Over the past weekend, a significant development took place at the Aachen RWTH I. Physikalisches Institute in Germany, as the permanent magnet was installed inside the “flight spare” vacuum chamber. This cylindrical Neodymium-Iron-Boron alloy, standing one meter tall with a one-meter diameter, boasts a magnetic field intensity 3000 times greater than Earth’s magnetic field. Having previously embarked on the STS91 mission in 1998, it carries the badge of a seasoned space veteran.

Weighing in at 1.9 tons, which increases to 2.9 tons once the vacuum chamber and interface structures are factored in, the permanent magnet is marginally lighter than its superconducting counterpart. However, both magnets have been meticulously designed to accommodate the same silicon tracker, ensuring identical interfaces between the magnet and other subsystems of the spectrometer. Encased within their vacuum chambers, they appear as indistinguishable twins.

Constructed by the NASA JSC team during integration activities in early 2009, the two vacuum chambers are identical in build. One currently houses the superconducting magnet and is installed in the AMS experiment, while the other now hosts the permanent magnet. Upon arrival at CERN, the latter will undergo preparations for a swap with its counterpart, scheduled for the first half of June.
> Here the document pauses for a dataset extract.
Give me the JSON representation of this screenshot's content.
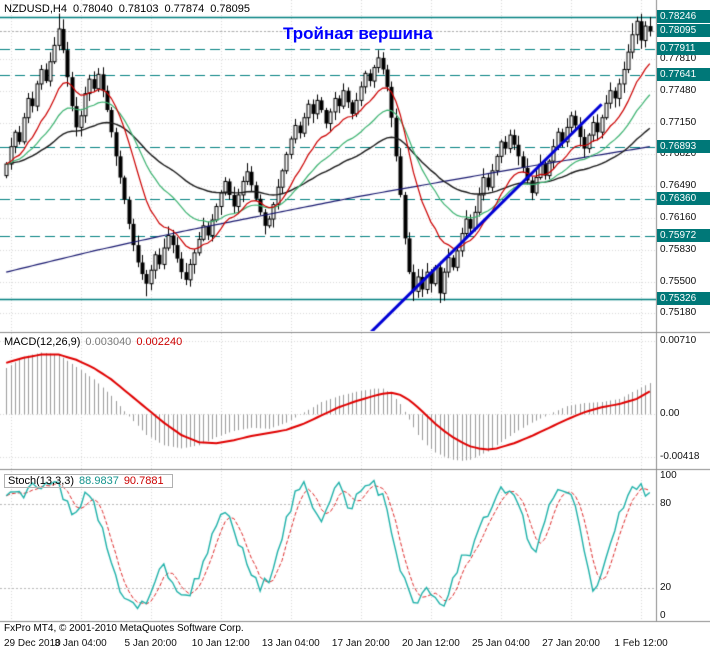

In a matter of days, the permanent magnet will journey to CERN, where the AMS team has commenced the process of deintegrating various detector subsystems. The ensuing month will be dedicated to the exchange of the two identical vacuum chambers, after which the final detector integration will resume, targeting completion by mid-August. By September 1st, the experiment is slated to depart from Geneva to its ultimate destination: the Kennedy Space Center in Florida, USA.